Lunch, letters and art
My friend Ann has a great blog called a beautiful party, in which she mentioned mine the other day. Famous! Here is her blog, I want everyone to read it because it is fantastic http://abeautifulparty.blogspot.com/
Yesterday I went to town for some groceries and decided to have an authentic Tuscan lunch. I ducked into this fancy little eatery, because it promised air conditioning and was one of the only places still serving lunch. Apparently three is too late for 'pranzo.' Due to this, I had the entire place to myself, like I was rich and having lunch in my own personal restaurant. After I ordered, the woman in charge locked the door and dimmed the lights. Romantical. I sat alone drinking sparkling water and writing a letter to my boyfriend Steven, waiting for my ravioli stuffed with pumpkin, pear and pecorino cheese to arrive. Buonissimo!
Here is a work in progress. I have already used up my violet prismacolor on the background. The combination of prismacolor and stonehenge paper looks like velvet, the color is so rich. I love prismacolor pencils. I wish I had invented them, because then I would have an endless free supply. I find when I'm working in a medium other than printmaking, I tend to incorporate super repetitive images and process. The tiny triangles in the background wallpaper are an example of this. I'll start soon on the water in the foreground, I'm trying to make it appear as if it is made of cardboard cutouts, like the kind of waves you see in a low cost play production. Here I am without my trusty typewriter, and so I am attempting to incorporate text in different ways. We'll see if it ends up working out or not. I'm also planning these drawings partly in color, part in graphite. Like a converging of the real & imagined. This particular image is of a dream I had where I visited with my Grandma, who has been gone a long time. I 1st started drawing chickadees in '05, and here they have reappeared again. Hello, old friend.A couple came into the studio today, we both spoke in confused italian for a moment until I realized they were American.

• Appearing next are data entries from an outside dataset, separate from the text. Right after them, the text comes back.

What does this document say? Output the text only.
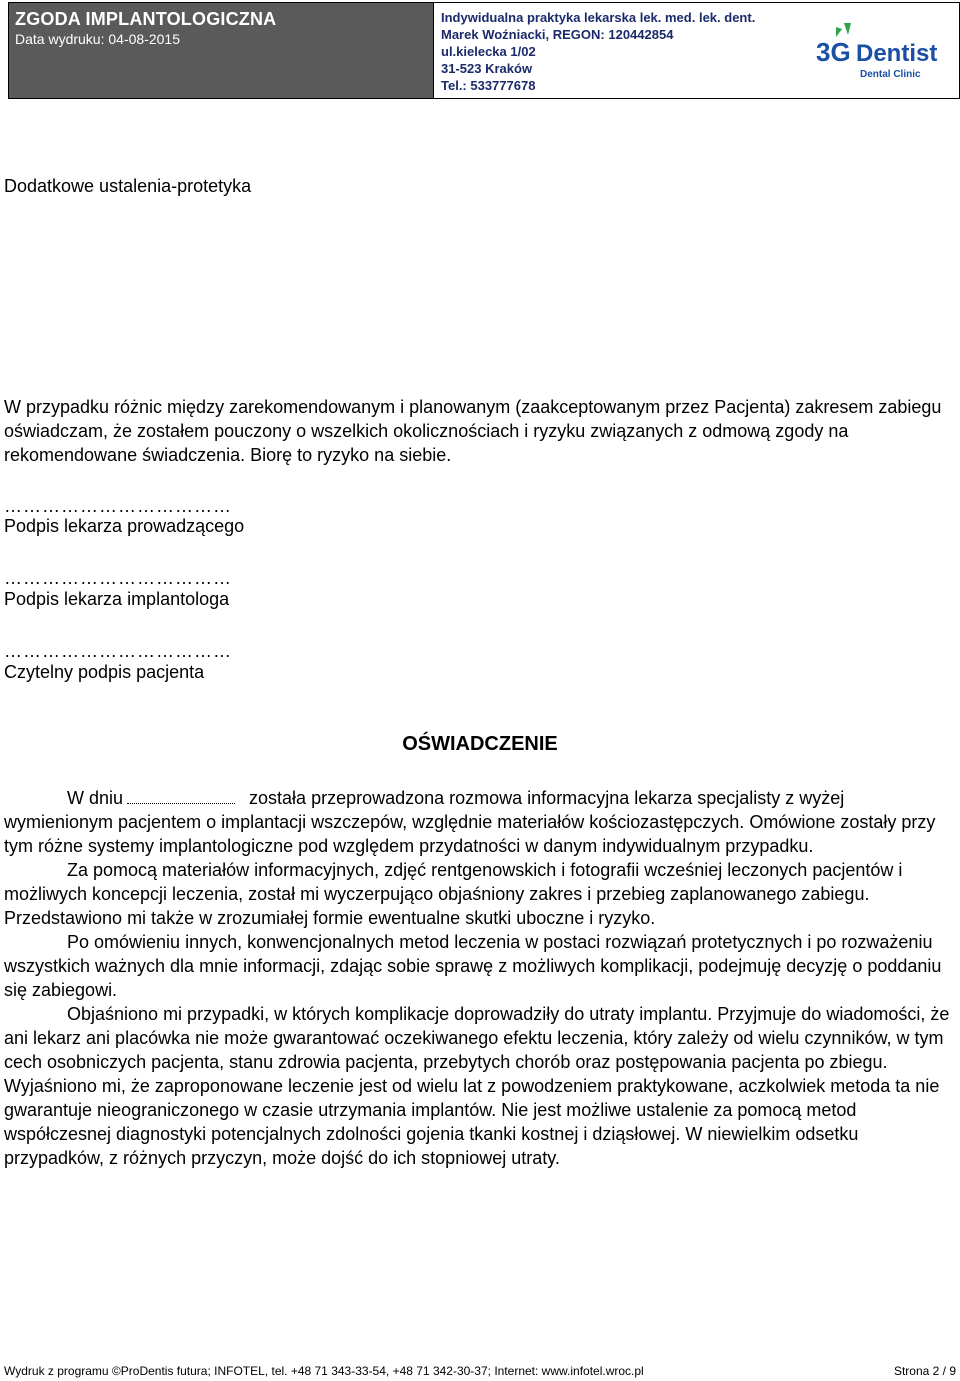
ZGODA IMPLANTOLOGICZNA
Data wydruku: 04-08-2015
Indywidualna praktyka lekarska lek. med. lek. dent.
Marek Woźniacki, REGON: 120442854
ul.kielecka 1/02
31-523 Kraków
Tel.: 533777678
3G Dentist
Dental Clinic
Dodatkowe ustalenia-protetyka
W przypadku różnic między zarekomendowanym i planowanym (zaakceptowanym przez Pacjenta) zakresem zabiegu oświadczam, że zostałem pouczony o wszelkich okolicznościach i ryzyku związanych z odmową zgody na rekomendowane świadczenia. Biorę to ryzyko na siebie.
………………………………
Podpis lekarza prowadzącego
………………………………
Podpis lekarza implantologa
………………………………
Czytelny podpis pacjenta
OŚWIADCZENIE

W dniu	została przeprowadzona rozmowa informacyjna lekarza specjalisty z wyżej wymienionym pacjentem o implantacji wszczepów, względnie materiałów kościozastępczych. Omówione zostały przy tym różne systemy implantologiczne pod względem przydatności w danym indywidualnym przypadku.

Za pomocą materiałów informacyjnych, zdjęć rentgenowskich i fotografii wcześniej leczonych pacjentów i możliwych koncepcji leczenia, został mi wyczerpująco objaśniony zakres i przebieg zaplanowanego zabiegu. Przedstawiono mi także w zrozumiałej formie ewentualne skutki uboczne i ryzyko.

Po omówieniu innych, konwencjonalnych metod leczenia w postaci rozwiązań protetycznych i po rozważeniu wszystkich ważnych dla mnie informacji, zdając sobie sprawę z możliwych komplikacji, podejmuję decyzję o poddaniu się zabiegowi.

Objaśniono mi przypadki, w których komplikacje doprowadziły do utraty implantu. Przyjmuje do wiadomości, że ani lekarz ani placówka nie może gwarantować oczekiwanego efektu leczenia, który zależy od wielu czynników, w tym cech osobniczych pacjenta, stanu zdrowia pacjenta, przebytych chorób oraz postępowania pacjenta po zbiegu. Wyjaśniono mi, że zaproponowane leczenie jest od wielu lat z powodzeniem praktykowane, aczkolwiek metoda ta nie gwarantuje nieograniczonego w czasie utrzymania implantów. Nie jest możliwe ustalenie za pomocą metod współczesnej diagnostyki potencjalnych zdolności gojenia tkanki kostnej i dziąsłowej. W niewielkim odsetku przypadków, z różnych przyczyn, może dojść do ich stopniowej utraty.

Wydruk z programu ©ProDentis futura; INFOTEL, tel. +48 71 343-33-54, +48 71 342-30-37; Internet: www.infotel.wroc.pl	Strona 2 / 9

They were actually form Chapel Hill! Close to home. I told them about the residency, explained the art show in the other room (glass sculptures of jellyfish, very abstract and beautiful) and let them wander around.
Walked past this on my journey back to the studio after the grocery store. The sun was blazing, there was no shade and the dusty dirt road seemed to mock the distance I still had ahead of me. I was carrying what felt like 10 pounds of groceries and had to stop here to catch my breath and take a picture.
Oh, hi. Lots of the roads here are only one lane, and the drivers zip around like they're Autobahn. This mirror is to keep people from crashing head on around the blind curves. If someone comes from the other direction, one car will pull off the the side, pass slowly, and then hit the gas again. I was listening to my ipod with one headphone so I could hear oncoming traffic just in case.